Piketty opens his discussion of capital and income by asking:
Does the clash between labour and capital belong to the past, or will it be one of the keys to the 21st century?
That, ladies and gentlemen, is the sound of a thousand Australian leader-writers racing to slam down the book. Piketty’s argument is that the long social peace of the second half of the twentieth century may not last in a low-growth régime in which the share of national income accruing to capital is steadily getting larger. Will we, he asks, see a
return to a political regime which is objectively quite favourable to private capital?

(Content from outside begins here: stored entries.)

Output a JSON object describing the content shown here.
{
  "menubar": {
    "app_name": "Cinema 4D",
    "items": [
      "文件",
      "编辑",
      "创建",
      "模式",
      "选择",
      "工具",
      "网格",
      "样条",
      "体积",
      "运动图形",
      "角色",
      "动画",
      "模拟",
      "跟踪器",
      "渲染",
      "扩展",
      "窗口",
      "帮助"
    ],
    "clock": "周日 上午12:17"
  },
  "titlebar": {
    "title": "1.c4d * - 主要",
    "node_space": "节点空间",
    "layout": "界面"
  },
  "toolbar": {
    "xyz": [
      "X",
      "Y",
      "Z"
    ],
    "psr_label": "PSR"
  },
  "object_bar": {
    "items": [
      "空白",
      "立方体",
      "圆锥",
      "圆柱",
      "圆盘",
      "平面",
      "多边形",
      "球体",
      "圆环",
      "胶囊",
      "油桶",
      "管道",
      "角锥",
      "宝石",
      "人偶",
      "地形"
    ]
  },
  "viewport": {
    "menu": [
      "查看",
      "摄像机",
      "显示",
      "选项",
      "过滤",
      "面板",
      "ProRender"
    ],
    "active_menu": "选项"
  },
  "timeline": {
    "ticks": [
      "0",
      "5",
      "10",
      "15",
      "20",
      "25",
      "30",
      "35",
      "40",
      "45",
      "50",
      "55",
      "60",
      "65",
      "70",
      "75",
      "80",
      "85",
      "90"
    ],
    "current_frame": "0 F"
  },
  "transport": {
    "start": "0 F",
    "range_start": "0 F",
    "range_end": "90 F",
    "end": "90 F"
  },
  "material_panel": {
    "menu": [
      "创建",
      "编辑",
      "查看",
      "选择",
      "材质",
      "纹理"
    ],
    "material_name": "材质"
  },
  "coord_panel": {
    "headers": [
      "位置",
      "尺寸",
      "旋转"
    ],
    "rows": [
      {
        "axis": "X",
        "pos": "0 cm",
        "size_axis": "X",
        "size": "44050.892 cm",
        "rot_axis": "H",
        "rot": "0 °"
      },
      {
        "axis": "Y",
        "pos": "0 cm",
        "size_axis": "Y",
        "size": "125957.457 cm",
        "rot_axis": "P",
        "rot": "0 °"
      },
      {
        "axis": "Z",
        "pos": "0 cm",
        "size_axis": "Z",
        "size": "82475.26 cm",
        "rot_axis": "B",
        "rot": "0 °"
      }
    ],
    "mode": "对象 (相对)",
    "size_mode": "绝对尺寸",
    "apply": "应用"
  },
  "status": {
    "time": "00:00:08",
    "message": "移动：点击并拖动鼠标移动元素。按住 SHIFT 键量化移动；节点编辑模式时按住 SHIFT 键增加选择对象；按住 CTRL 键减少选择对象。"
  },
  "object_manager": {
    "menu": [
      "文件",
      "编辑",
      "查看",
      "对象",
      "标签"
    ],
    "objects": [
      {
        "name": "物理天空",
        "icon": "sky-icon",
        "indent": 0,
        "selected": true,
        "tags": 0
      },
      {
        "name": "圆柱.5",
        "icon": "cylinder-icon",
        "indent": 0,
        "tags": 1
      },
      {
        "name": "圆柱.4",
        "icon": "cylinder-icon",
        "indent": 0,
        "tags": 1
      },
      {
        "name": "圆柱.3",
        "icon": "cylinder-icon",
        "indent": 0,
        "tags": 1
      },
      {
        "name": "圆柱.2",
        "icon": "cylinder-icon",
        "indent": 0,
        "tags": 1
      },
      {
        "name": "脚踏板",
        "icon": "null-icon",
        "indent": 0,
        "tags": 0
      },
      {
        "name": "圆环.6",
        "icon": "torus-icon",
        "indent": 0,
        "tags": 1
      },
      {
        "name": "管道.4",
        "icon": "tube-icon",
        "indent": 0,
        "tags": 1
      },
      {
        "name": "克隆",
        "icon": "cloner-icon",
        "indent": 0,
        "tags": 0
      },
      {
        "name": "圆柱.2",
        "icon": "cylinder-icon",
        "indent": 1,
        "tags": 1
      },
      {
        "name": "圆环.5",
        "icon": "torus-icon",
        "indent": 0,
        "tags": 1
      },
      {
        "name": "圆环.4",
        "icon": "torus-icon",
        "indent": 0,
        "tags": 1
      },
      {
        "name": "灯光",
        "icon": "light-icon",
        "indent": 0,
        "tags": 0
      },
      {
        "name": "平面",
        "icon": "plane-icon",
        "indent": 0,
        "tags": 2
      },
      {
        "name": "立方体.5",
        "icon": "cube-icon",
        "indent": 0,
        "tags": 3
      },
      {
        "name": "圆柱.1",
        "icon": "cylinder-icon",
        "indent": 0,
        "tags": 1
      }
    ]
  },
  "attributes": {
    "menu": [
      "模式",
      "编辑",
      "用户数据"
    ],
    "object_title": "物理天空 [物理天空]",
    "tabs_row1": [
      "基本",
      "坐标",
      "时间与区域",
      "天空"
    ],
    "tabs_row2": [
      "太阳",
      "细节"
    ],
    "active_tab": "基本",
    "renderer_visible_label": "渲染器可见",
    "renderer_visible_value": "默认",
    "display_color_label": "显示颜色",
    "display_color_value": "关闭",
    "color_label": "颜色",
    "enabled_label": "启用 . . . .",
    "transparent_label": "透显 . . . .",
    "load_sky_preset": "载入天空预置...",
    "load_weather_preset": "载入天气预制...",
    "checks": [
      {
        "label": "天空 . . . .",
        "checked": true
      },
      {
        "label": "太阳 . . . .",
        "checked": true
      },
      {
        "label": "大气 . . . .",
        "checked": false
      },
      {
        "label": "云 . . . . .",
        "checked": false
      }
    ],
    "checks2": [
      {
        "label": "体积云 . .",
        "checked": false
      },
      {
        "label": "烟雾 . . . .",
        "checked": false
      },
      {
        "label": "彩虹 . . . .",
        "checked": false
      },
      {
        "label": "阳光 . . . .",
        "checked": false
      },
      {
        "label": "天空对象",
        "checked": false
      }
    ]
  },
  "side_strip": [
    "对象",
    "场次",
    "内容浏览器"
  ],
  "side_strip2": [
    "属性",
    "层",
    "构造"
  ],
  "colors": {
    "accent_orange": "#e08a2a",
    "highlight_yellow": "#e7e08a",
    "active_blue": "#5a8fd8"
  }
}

This first section of Piketty’s book is devoted to explaining, in some detail, the concepts of capital, income and economic growth. Much of it will be familiar to economists, although there are several telling points to be made.
Piketty emphasises the ratio of the capital stock to output, rather than necessarily focusing on the capital share of income, which has been the focus of some excellent economic commentary (the ACTU’s Matt Cowgill produced an excellent discussion of capital and labour income shares earlier this year).
To understand these transformations, we will see that the best approach is to analyse the capital stock/output ratio (that is, the ratio of the total capital stock to annual income and production flows) and not just the capital/labour shares (that is the share of income and production flows divided up into labour and capital income), which has been more classically studied in the past, largely due to a lack of adequate data
Piketty’s definition of the capital stock, by the way, includes residential housing, which is usually about half of the total stock.
For what it’s worth, here’s Australia’s capital share of income and capital-stock-to-output ratio, compared to a bunch of other first-world countries (Japan, Germany, the US, France, the UK, Italy and Canada) over the past forty or so years.
In other words, the share of capital in national income has been growing both in Australian and in other rich countries (the exact figure may differ from other estimates because of the way that income earned by the self-employed has been decomposed into ‘labour’ and ‘capital’ income), and the size of capital stocks both here and overseas, expressed as a fraction of our national output, has been growing. Throughout the book, Piketty uses β to denote the capital stock-to-output ratio, so, in Australia, β is just under 6. Piketty says that in developed countries this ratio is usually between 5 and 6, although it is higher than 6 in Japan and under 5 in the US and Germany.
This discussion forms the basis of what Piketty calls the “first fundamental law of capitalism”: that the capital share of income is equal to the average rate of return on capital, times the capital stock-to-income ratio:
α = r x β
where r is the average return on capital and α is the capital share of income. As Piketty points out himself, this is an accounting identity: true by definition. (Trivial to see if you remember that the capital share of income is equal to the average return on capital multiplied by the capital stock, divided by output). The point of an accounting identity in economic analysis is to decompose some phenomenon into interesting bits: in this case, by showing how much the capital share of income has changed because of changes to the return to capital, and how much by growth in the capital stock.
We’ll see in future posts why this particular decomposition is interesting.